Святитель Ириней Лионский в книге «Против ересей» говорит об этом: «Творец же мира есть Слово Божие, и это Господь наш, Который в последние времена сделался человеком и существовал в этом мире, невидимо же содержит все сотворенное и внедрен во всем создании, потому что Слово Божие всем управляет и располагает; и для того видимо пришел к Своим, и стал плотью, простерся на древе, чтобы все восстановить в себе»[198].

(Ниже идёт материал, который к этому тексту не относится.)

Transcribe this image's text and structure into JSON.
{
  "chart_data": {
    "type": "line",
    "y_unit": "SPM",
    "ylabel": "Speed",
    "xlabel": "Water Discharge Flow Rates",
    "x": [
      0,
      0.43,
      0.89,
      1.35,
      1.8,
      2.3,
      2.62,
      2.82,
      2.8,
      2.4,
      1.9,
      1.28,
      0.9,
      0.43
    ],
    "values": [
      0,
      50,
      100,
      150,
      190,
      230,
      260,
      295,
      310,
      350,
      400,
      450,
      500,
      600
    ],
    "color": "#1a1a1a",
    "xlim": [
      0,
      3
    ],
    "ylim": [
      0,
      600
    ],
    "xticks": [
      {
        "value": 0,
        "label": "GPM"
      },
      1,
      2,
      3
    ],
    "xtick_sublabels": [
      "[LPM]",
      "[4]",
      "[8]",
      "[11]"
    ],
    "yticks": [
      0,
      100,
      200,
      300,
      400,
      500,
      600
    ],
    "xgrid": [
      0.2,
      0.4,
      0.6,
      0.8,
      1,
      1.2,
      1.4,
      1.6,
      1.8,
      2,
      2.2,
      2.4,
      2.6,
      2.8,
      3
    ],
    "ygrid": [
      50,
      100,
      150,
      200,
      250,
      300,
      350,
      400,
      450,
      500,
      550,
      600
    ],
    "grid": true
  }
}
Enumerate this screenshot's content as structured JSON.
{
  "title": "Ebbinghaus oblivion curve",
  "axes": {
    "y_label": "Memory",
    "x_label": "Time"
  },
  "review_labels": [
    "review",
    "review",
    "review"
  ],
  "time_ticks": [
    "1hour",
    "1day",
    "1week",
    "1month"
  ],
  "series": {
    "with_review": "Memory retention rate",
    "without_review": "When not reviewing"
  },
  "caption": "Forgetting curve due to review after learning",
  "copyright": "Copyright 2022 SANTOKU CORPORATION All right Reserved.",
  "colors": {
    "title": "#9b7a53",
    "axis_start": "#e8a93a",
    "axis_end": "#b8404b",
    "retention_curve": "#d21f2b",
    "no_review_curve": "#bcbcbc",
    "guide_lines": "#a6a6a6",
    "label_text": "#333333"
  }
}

Понимание креста всеобъемлющего видим и в страданиях святых апостолов, которые замучены через распятие. Образ головы, склоненной к ногам, прочитывается в апокрифических Актах Петра. Здесь крест также понимается как орудие, восстанавливающее правильный порядок всего мироздания. Апостол просит мучителей распять его на кресте головой вниз, объясняя это тем, что он есть образ падшего первочеловека, низринутого на землю таким же образом. В результате чего было потеряно понятие правого и левого. Восстановлению этого должно было быть движение в противоположном направлении, которое представляет собой обновление. Здесь игра слов ὲπαναδραμεῖν и μετάνοια, то есть восстановить возможно только через «метаною», изменение ума, образа мыслей, покаяние. При этом крест Христов есть образ управляющего вселенной напряженного Логоса (τεταμένοσ λόγοσ), который символизирует вертикальный столб, то есть божественное начало и поперечины, части не напряженной, символизирующей чувствительную человеческую природу. Все вместе обозначает восстановление правильного порядка на земле»[199].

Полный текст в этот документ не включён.